Technology has been good to the pursuit of knowledge. Each advance, from cuneiform to computer chip, spurs us to push the limits of knowledge further. The benefits of the newest innovation — the digital — are obvious: more evidence. A lot more. The world’s largest radio telescope, the Square Kilometre Array (SKA), is expected to produce “up to one exabyte (10 to the 18th bytes) of data per day, roughly the amount handled by the entire Internet in 2000.” The radical reduction of barriers to reading and publishing online has resulted in an abundance of cultural expression in audio, video, textual, and numeric formats. The horizons of knowledge are receding not simply because we have more evidence. We also have powerful tools to analyze data at scale, see beyond the limits of human perception, and discern patterns invisible to the naked eye.
Thanks to an ever-expanding collective memory, we have become the dominant species on Earth — dangerously dominant. Yet paradoxically, in this age of digital abundance it is harder, not easier, to secure knowledge for future generations. Where will the astronomers of the SKA telescope store their exabytes of data? How much will future generations know about today’s online culture when the average webpage lasts just 100 days? We have relied on durable physical objects to carry knowledge across space and time. Among the oldest of memory technologies, cuneiforms date back 5,000 years and are still legible. You need expertise in Semitic languages, but you do not need a machine to read them. By contrast, digital data are ephemeral, easily overwritten, dependent upon hardware and software, decipherable only by machines.

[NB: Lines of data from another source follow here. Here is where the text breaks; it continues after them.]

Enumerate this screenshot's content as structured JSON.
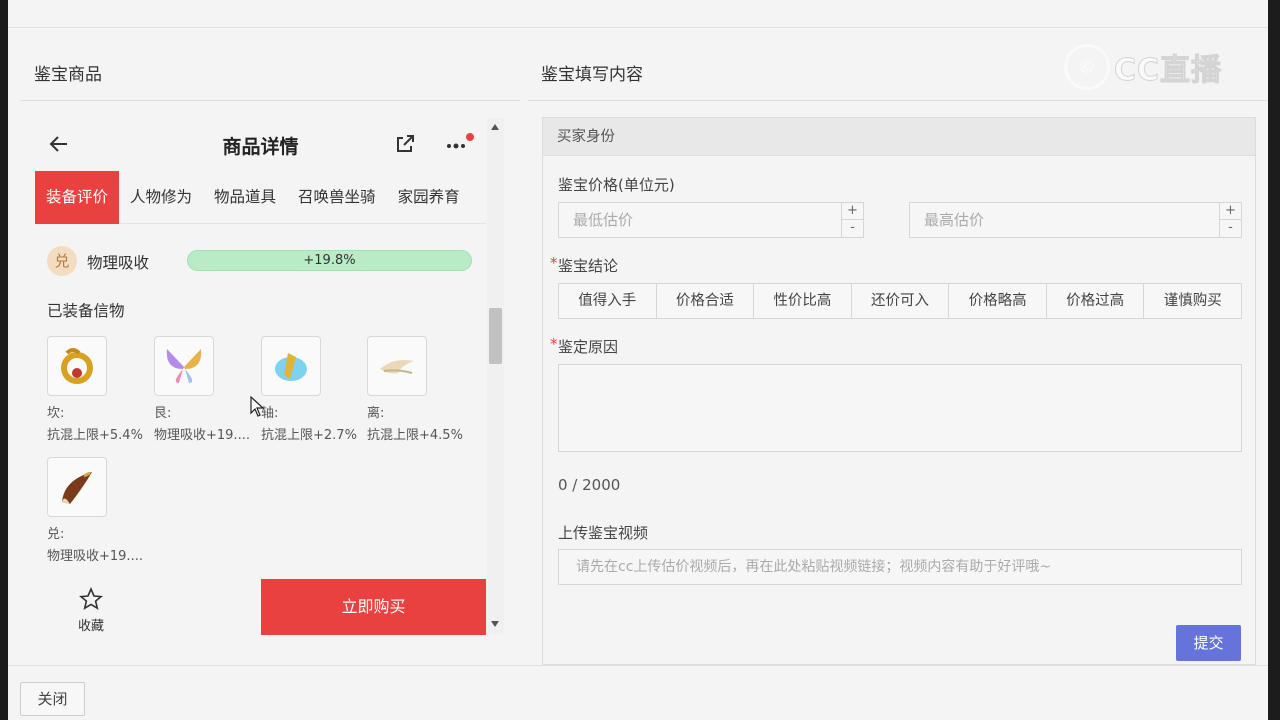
{
  "left_panel": {
    "title": "鉴宝商品"
  },
  "right_panel": {
    "title": "鉴宝填写内容"
  },
  "watermark": {
    "text": "CC直播"
  },
  "phone": {
    "title": "商品详情",
    "tabs": [
      "装备评价",
      "人物修为",
      "物品道具",
      "召唤兽坐骑",
      "家园养育"
    ],
    "active_tab": "装备评价",
    "attribute": {
      "badge": "兑",
      "label": "物理吸收",
      "value": "+19.8%",
      "fill_percent": 100
    },
    "equipped_title": "已装备信物",
    "items": [
      {
        "position": "坎:",
        "attr": "抗混上限+5.4%",
        "icon": "gold-ring-icon"
      },
      {
        "position": "艮:",
        "attr": "物理吸收+19....",
        "icon": "butterfly-icon"
      },
      {
        "position": "轴:",
        "attr": "抗混上限+2.7%",
        "icon": "blue-crystal-icon"
      },
      {
        "position": "离:",
        "attr": "抗混上限+4.5%",
        "icon": "crane-icon"
      },
      {
        "position": "兑:",
        "attr": "物理吸收+19....",
        "icon": "horn-icon"
      }
    ],
    "favorite_label": "收藏",
    "buy_label": "立即购买"
  },
  "form": {
    "section_title": "买家身份",
    "price_label": "鉴宝价格(单位元)",
    "min_placeholder": "最低估价",
    "max_placeholder": "最高估价",
    "conclusion_label": "鉴宝结论",
    "conclusions": [
      "值得入手",
      "价格合适",
      "性价比高",
      "还价可入",
      "价格略高",
      "价格过高",
      "谨慎购买"
    ],
    "reason_label": "鉴定原因",
    "counter": "0 / 2000",
    "video_label": "上传鉴宝视频",
    "video_placeholder": "请先在cc上传估价视频后，再在此处粘贴视频链接；视频内容有助于好评哦~",
    "submit_label": "提交"
  },
  "footer": {
    "close_label": "关闭"
  },
  "colors": {
    "accent_red": "#e94040",
    "submit_blue": "#6673db",
    "bar_green": "#b7ecc6"
  }
}
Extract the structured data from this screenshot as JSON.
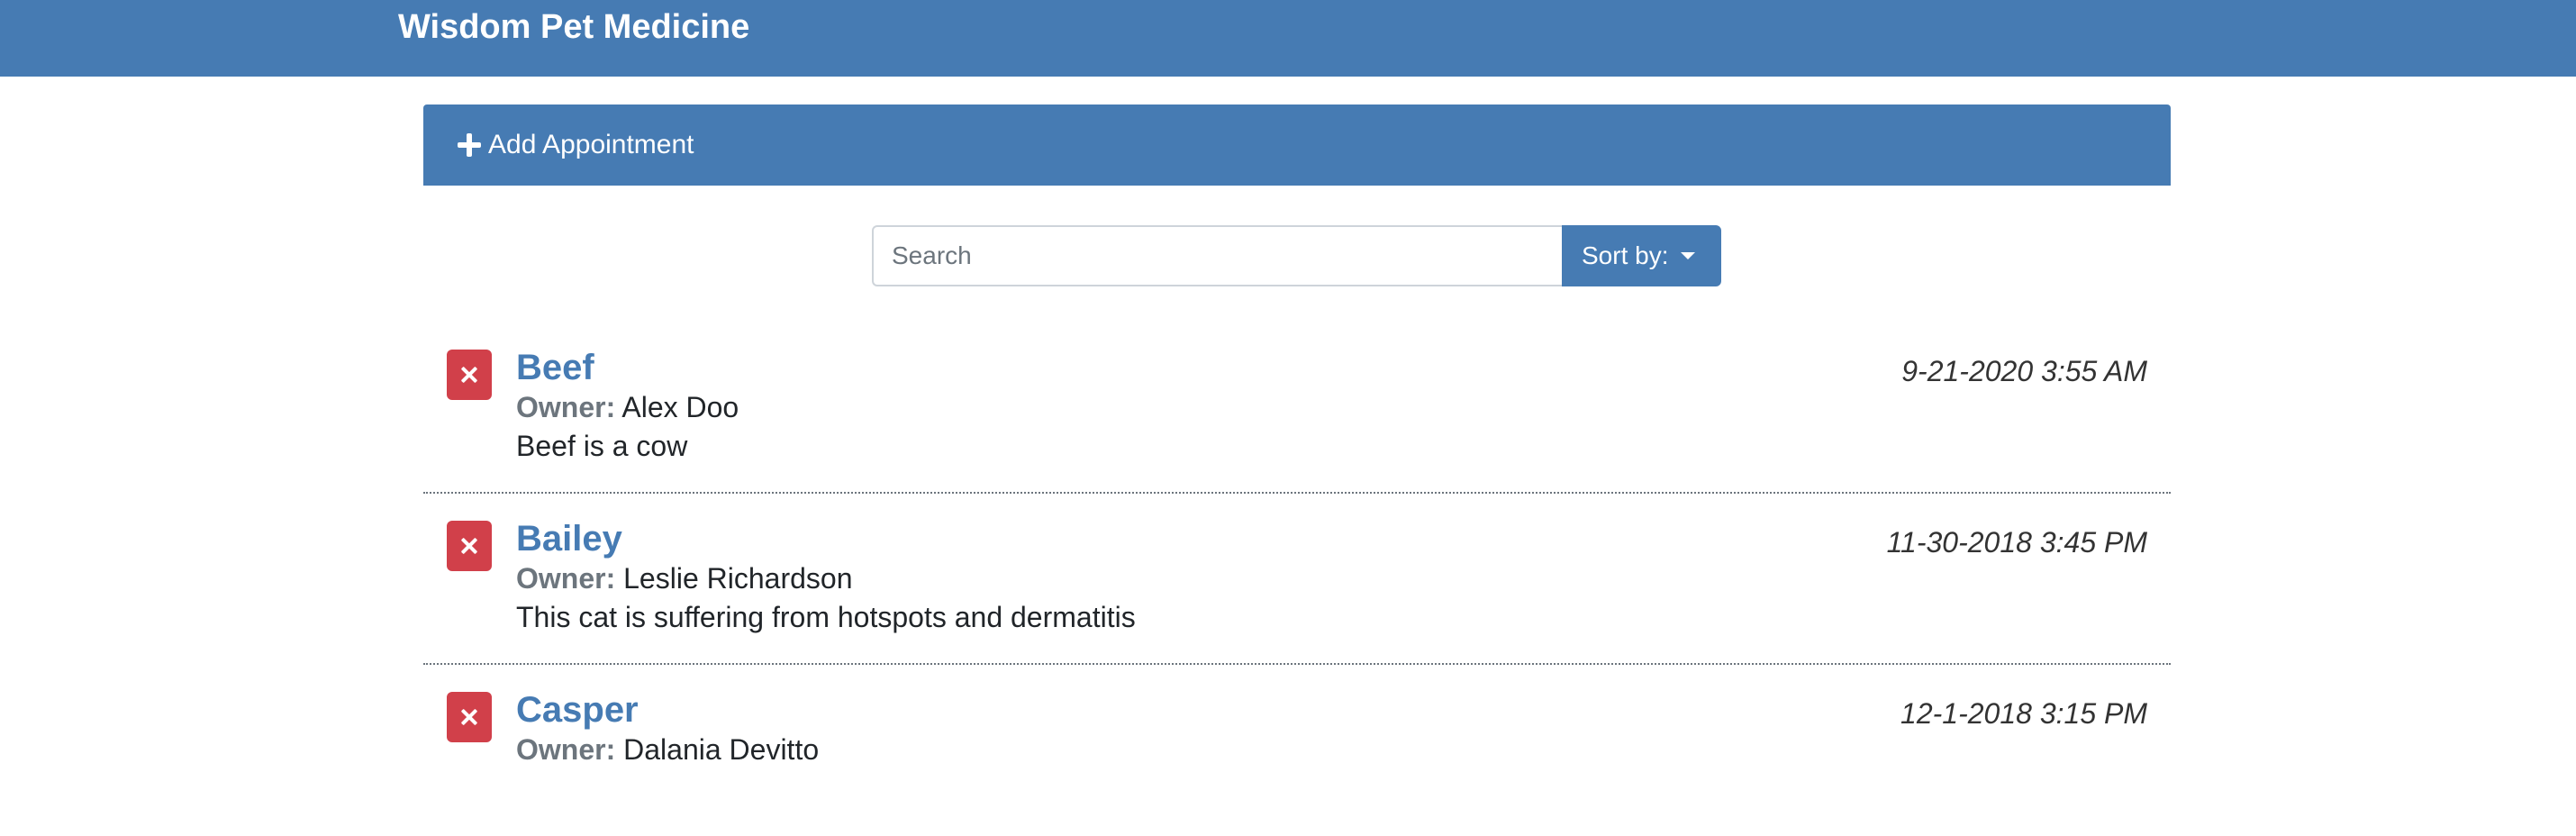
{
  "app": {
    "title": "Wisdom Pet Medicine"
  },
  "add_appointment": {
    "label": "Add Appointment",
    "icon": "plus-icon"
  },
  "search": {
    "placeholder": "Search",
    "value": ""
  },
  "sort": {
    "label": "Sort by:",
    "icon": "caret-down-icon"
  },
  "colors": {
    "primary": "#467bb3",
    "danger": "#d1404a"
  },
  "appointments": [
    {
      "pet_name": "Beef",
      "date": "9-21-2020 3:55 AM",
      "owner_label": "Owner:",
      "owner": "Alex Doo",
      "notes": "Beef is a cow"
    },
    {
      "pet_name": "Bailey",
      "date": "11-30-2018 3:45 PM",
      "owner_label": "Owner:",
      "owner": "Leslie Richardson",
      "notes": "This cat is suffering from hotspots and dermatitis"
    },
    {
      "pet_name": "Casper",
      "date": "12-1-2018 3:15 PM",
      "owner_label": "Owner:",
      "owner": "Dalania Devitto",
      "notes": ""
    }
  ]
}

Higher education is based on the achievements previous generations have deeded to us. What will we pass forward? If we learn to manage the abundance of digital information as quickly as we learned to manage print, solutions will come within several generations, approximately when the first few cohorts of digital natives mature, age, and begin to reckon with their own legacies. By that time, though, much will be lost, not by choice but by default.

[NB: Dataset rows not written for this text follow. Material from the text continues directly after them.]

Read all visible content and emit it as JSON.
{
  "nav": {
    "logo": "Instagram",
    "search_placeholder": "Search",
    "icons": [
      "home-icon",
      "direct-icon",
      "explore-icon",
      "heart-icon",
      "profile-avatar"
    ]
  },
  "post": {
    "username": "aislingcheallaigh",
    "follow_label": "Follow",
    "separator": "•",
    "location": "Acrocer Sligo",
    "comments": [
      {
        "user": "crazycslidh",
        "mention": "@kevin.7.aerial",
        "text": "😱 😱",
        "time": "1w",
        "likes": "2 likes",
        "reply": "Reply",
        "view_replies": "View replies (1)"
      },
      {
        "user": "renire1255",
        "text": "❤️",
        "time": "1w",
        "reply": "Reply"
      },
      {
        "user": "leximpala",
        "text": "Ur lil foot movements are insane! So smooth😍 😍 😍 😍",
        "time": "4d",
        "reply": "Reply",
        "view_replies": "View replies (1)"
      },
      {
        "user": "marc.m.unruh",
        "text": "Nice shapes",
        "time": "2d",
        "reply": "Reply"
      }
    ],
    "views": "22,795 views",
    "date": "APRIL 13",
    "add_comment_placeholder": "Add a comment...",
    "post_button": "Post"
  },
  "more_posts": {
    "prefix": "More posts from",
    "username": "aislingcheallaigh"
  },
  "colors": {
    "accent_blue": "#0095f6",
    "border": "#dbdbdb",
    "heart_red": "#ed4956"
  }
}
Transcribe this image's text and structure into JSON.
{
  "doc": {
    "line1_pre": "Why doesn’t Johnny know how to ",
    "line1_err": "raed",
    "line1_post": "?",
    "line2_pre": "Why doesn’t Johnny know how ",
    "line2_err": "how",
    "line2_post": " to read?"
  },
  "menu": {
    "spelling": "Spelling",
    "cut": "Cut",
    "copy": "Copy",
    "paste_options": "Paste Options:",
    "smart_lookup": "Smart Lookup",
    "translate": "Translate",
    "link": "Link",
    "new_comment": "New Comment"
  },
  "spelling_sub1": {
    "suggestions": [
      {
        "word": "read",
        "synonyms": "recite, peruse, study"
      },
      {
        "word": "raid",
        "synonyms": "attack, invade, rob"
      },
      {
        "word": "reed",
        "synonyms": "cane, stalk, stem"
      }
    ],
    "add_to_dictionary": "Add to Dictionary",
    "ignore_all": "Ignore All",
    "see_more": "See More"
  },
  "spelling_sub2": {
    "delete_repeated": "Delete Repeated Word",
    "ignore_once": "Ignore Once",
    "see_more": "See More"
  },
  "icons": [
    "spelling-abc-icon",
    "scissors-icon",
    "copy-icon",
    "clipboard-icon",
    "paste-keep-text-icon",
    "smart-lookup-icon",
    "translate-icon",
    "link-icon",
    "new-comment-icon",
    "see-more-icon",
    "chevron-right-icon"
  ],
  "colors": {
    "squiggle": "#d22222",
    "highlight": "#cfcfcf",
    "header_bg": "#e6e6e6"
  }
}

Preserving data, crafting polices for their use, and paying for the benefits of future access are all formidable problems, but the challenges to long-term access are not only technical, political, and economic.

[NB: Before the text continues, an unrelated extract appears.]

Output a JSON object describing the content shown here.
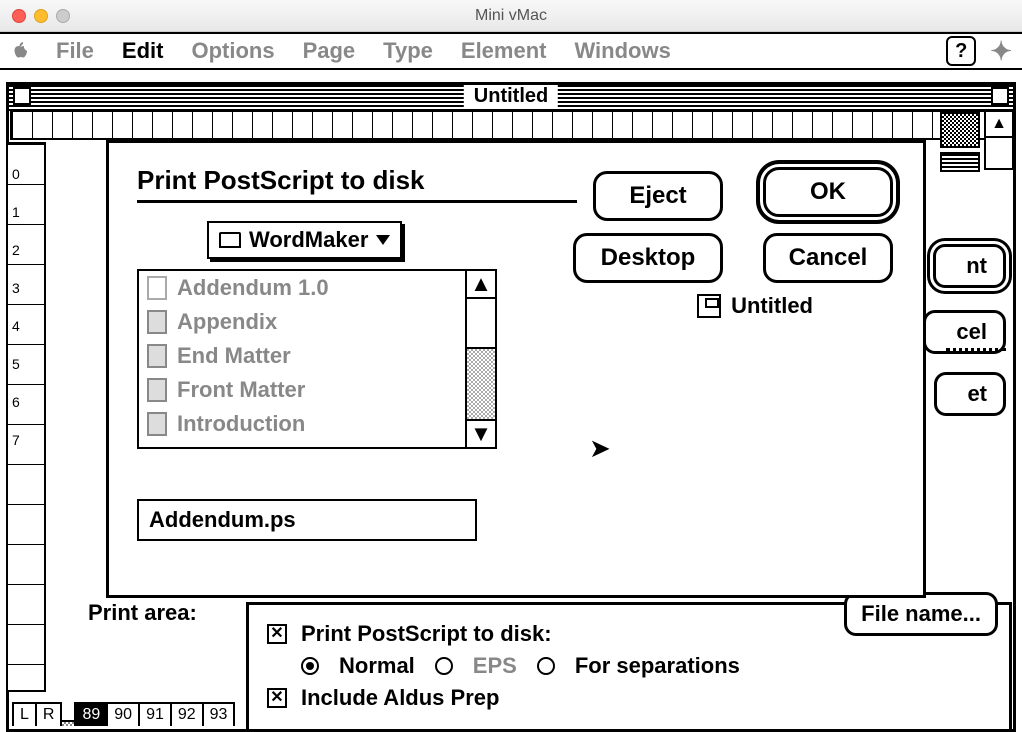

The primary challenge is moral and goes to the very core of our humanity: What do we owe other people, including people not yet born?
We live in a technology-dependent world of our own making. The moral responsibility for how we preserve knowledge is greater now than ever before, with more at stake. Given our expanding powers to modify and manipulate natural processes, if we fail as stewards of that knowledge, it will not only lead to our own undoing as a species; we risk unraveling much of the web of life of which we are a part.
Information technologies have always posed moral challenges. Innovations in memory storage divide people into the Techno-optimists, who praise them as disruptive and creative, and the Nostalgics, who condemn them as disruptive and destructive. Both groups know that something profound is being taken out of our direct control and entrusted to others. Socrates, the ur-techno-curmudgeon, warned that the invention of writing would lead to ignorance and ultimately the death of memory itself:
For this invention will produce forgetfulness in the minds of those who learn to use it, because they will not practice their memory. Their trust in writing, produced by external characters which are no part of themselves, will discourage the use of their own memory within them. You have invented an elixir not of memory but of reminding; and you offer your pupils the appearance of wisdom, not true wisdom, for they will read many things without instruction and will therefore seem to know many things, when they are for the most part ignorant and hard to get along with, since they are not wise, but only appear wise.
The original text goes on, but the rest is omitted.